En place depuis 2006, la filière REP actuelle des VHU s’est professionnalisée pour répondre à ces objectifs. Filière efficiente, la dernière étude de l’ADEME précise que plus de 1 623 522 VHU ont été déclarés pris en charge par les centres VHU agréés en 2019.
https://librairie.ademe.fr/dechets-economie-circulaire/5089-automobiles-donnees-2019.html
Un cadre réglementaire en cours de rédaction mortifère
Le ministère de la transition écologique vient de fixer le périmètre de la loi antigaspillage pour une économie circulaire – loi AGEC qui renforce les obligations des producteurs de véhicules. Le futur cadre réglementaire, déterminé sans aucune concertation, menace des entreprises aujourd’hui agréées et l’équilibre financier de toute une filière pourtant aujourd’hui montrée en exemple. A partir du 1er janvier 2024, chaque centre VHU agréé devra nouer un contrat avec un éco-organisme ou des systèmes individuels mis en place par les constructeurs pour leur marque. Sans ce sésame, ils ne pourront pas continuer leur activité de traitement et de recyclage des VHU. La FNA, membre du comité VHU actuel depuis l’origine, a interpellé Barbara Pompili ministre de la transition écologique le 8 avril dernier, demandant au mieux la suspension des travaux, au pire des garanties pour les centres VHU agréés. Deux entretiens ont déjà eu lieu pour obtenir des garanties.
Les dangers
- Un fonctionnement en vase clos, par une sélection restrictive des centres VHU,
- Un nivellement vers le bas, des centres affiliés privés de réel pouvoir de négociation les obligeant à accepter des conditions financières incompatibles avec leur rentabilité,
- Obligation d’assurer gratuitement le transport vers le centre référent de la marque,
- Un déséquilibre financier de la filière par une remise en cause des sources d’approvisionnement des véhicules,
- Disparition des centres agréés indépendants, et une recrue d’essence de la filière illégale du fait de la disparition des agréments,
Les demandes de la FNA
- La suspension des travaux du décret en cours pour laisser le temps au Législateur européen de de réviser la directive européenne 2000/53/CE du 18 septembre 2000 relative aux VHU, qui encadre la gestion de ces véhicules. Tout est sur la table : des objectifs de revalorisation/recyclage au cadre de fonctionnement (collecte sans frais, surveillance des entreprises …). Modifier le cadre national aujourd’hui fait peser un risque majeur sur des entreprises aux équilibres financiers fragiles.

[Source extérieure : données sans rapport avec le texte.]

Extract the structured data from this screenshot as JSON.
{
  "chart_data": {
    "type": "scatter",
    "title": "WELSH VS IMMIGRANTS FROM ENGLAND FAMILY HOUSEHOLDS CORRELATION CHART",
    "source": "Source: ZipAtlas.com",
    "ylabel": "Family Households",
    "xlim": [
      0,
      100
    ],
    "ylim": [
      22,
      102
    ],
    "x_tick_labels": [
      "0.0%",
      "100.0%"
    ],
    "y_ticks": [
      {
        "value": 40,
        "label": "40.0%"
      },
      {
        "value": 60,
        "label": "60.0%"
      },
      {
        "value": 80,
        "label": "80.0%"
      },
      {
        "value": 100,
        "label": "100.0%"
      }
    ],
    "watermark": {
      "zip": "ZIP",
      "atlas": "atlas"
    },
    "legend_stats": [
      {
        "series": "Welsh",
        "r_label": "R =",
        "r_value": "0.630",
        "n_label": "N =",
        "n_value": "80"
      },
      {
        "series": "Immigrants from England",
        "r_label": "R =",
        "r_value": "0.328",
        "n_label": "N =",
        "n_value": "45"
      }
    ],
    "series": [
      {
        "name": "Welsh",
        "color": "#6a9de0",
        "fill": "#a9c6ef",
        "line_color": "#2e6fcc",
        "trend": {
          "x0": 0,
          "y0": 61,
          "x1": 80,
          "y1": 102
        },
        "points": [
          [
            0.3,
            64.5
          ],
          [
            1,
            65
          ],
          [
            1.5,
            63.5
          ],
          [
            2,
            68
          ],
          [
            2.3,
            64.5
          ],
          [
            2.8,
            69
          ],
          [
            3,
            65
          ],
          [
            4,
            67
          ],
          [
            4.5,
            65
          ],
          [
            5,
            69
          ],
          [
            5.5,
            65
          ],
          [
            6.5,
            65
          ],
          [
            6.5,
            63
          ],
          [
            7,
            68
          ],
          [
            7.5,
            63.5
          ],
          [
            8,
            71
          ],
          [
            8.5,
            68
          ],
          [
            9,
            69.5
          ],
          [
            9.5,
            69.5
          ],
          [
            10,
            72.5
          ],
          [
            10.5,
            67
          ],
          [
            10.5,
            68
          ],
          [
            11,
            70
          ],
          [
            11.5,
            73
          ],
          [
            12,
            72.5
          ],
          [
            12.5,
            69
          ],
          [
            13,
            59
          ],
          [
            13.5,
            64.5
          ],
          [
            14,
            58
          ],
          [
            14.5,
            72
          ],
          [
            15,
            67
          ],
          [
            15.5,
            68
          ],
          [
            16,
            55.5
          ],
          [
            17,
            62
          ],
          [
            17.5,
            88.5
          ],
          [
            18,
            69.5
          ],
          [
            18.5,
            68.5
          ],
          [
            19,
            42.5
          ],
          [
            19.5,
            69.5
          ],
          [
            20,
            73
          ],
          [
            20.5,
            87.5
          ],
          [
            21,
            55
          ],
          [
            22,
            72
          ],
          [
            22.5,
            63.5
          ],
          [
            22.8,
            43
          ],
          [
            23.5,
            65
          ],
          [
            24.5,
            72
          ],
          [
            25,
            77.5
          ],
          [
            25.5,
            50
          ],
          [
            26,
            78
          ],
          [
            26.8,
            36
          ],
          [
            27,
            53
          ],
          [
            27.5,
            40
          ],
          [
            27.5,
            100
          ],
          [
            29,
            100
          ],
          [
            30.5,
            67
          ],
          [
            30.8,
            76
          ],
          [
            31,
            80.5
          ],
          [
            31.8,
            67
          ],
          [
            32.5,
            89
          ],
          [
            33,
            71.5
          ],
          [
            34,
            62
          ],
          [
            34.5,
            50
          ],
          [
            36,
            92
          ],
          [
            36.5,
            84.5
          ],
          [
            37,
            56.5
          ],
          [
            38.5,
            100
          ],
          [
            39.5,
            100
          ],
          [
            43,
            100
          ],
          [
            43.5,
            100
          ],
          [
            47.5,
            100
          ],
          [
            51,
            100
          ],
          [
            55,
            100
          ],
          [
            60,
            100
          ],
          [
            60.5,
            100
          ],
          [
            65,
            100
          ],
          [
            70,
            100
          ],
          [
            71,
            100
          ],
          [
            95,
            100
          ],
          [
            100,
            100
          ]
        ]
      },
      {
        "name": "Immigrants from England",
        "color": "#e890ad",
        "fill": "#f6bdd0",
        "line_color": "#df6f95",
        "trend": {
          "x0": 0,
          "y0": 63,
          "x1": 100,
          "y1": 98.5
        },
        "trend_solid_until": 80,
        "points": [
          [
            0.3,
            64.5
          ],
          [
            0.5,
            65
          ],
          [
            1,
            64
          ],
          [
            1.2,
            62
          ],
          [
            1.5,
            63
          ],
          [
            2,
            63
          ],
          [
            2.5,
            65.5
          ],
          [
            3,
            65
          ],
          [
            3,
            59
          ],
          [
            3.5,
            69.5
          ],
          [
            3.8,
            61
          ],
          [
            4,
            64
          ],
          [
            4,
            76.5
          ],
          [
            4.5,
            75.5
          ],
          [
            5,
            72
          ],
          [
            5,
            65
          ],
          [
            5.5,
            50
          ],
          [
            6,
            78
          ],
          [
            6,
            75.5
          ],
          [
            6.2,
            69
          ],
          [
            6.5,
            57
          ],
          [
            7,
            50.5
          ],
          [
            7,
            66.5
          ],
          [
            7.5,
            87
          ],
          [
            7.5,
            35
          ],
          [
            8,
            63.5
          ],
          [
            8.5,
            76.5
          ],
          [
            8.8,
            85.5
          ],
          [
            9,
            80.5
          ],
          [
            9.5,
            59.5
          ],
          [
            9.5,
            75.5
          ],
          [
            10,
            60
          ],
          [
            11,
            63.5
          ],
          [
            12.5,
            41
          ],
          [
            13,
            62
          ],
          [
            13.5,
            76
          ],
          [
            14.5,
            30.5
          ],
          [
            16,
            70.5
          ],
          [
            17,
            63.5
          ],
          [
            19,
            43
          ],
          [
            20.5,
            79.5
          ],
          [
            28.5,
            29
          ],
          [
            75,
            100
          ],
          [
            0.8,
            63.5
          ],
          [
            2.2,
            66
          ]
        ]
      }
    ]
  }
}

- La reconnaissance d’un droit au contrat pour tous les centres VHU agréés auprès de l’éco-organisme ou des systèmes individuels, contrat dont les clauses devront être discutées avec les OP représentatives.
- Une disposition autorisant les centres VHU ayant fait l’acquisition d’un véhicule, quelle que soit la marque, de le traiter/valoriser/détruire, sans cela la filière s’écroule,
- La mise en place d’une éco contribution sérieuse pour permettre à l’éco organisme de financer la collecte gratuite, et le traitement des VHU en particulier incomplets.
- Un renforcement des informations de sécurité transmises par le constructeur au centre VHU (motorisation électrique, batteries par exemple) et en langue française.
- Prévoir un taux minimum de traitement des pièces issues de l’économie circulaire,
- Lever les freins à la destruction administrative des véhicules encore trop fréquents et renforcer la traçabilité des véhicules remis aux broyeurs,
La FNA regrette que la volonté initiale du Législateur de lutter contre la filière illégale se transforme en une remise en cause de toute une filière qui a lourdement investi pour se conformer à la réglementation applicable et qui réalise un travail admirable en faveur de l’économie circulaire.